Googling “gay sex Toronto” works a little better. In fact the top hit is Xtra.ca and the third is the tourism mag The Guide (published by Pink Triangle Press, which also publishes Xtra). But still no direct hits for the bars, baths or Church St.
Both Fab and Xtra have extensive on-line listings but you’ll need to navigate a few sub-sites to find them. Nor will any of this tell you pertinent details, such as the fact that you’re unlikely to meet anyone anywhere in the city on, say, a cold Tuesday in winter.
Toronto Tourism has taken a lot flack for not promoting homo Toronto but to its credit it has both a rainbow logo and “Proud Toronto” flag right on its main page. Good start. It’s just that the information is a little sketchy. There’s a link to the Toronto International Film Festival but not to Inside Out, links to the Drake and Bar Italia but not to Woody’s. There’s lots on how to get married in Toronto but nothing about how to have sex. There is lots on spas but nothing on saunas. Not a single bathhouse gets mentioned. C’mon, folks, people travel for a lot of reasons but one of them is sex and not to provide tourists with some basic information on local avenues of self-expression is self-defeating. I don’t know how many Americans I’ve directed over the years to Remington’s. The first thing every American seems to want to know is, “Where are the strip clubs?” The second thing is, “Do they take it all off?”

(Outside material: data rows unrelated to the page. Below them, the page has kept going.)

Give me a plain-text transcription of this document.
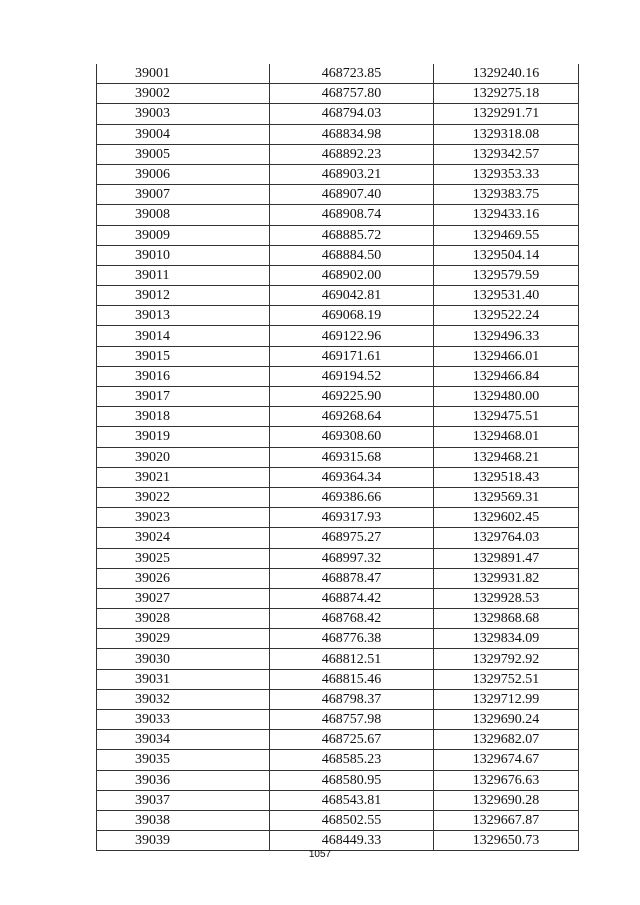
39001	468723.85	1329240.16
39002	468757.80	1329275.18
39003	468794.03	1329291.71
39004	468834.98	1329318.08
39005	468892.23	1329342.57
39006	468903.21	1329353.33
39007	468907.40	1329383.75
39008	468908.74	1329433.16
39009	468885.72	1329469.55
39010	468884.50	1329504.14
39011	468902.00	1329579.59
39012	469042.81	1329531.40
39013	469068.19	1329522.24
39014	469122.96	1329496.33
39015	469171.61	1329466.01
39016	469194.52	1329466.84
39017	469225.90	1329480.00
39018	469268.64	1329475.51
39019	469308.60	1329468.01
39020	469315.68	1329468.21
39021	469364.34	1329518.43
39022	469386.66	1329569.31
39023	469317.93	1329602.45
39024	468975.27	1329764.03
39025	468997.32	1329891.47
39026	468878.47	1329931.82
39027	468874.42	1329928.53
39028	468768.42	1329868.68
39029	468776.38	1329834.09
39030	468812.51	1329792.92
39031	468815.46	1329752.51
39032	468798.37	1329712.99
39033	468757.98	1329690.24
39034	468725.67	1329682.07
39035	468585.23	1329674.67
39036	468580.95	1329676.63
39037	468543.81	1329690.28
39038	468502.55	1329667.87
39039	468449.33	1329650.73
1057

I have no idea why anyone wants to come to Toronto. It’s March and I’m having a hard time convincing myself that I want to be here let alone anyone else. But let’s just assume that they do. Shouldn’t we at least give them the information they’ll need to enjoy their stay? Stuff like who goes to what clubs on which nights and where you can catch a few rays or see a few queer films. This isn’t about altruism. It’s about survival and we owe it to ourselves to do it better.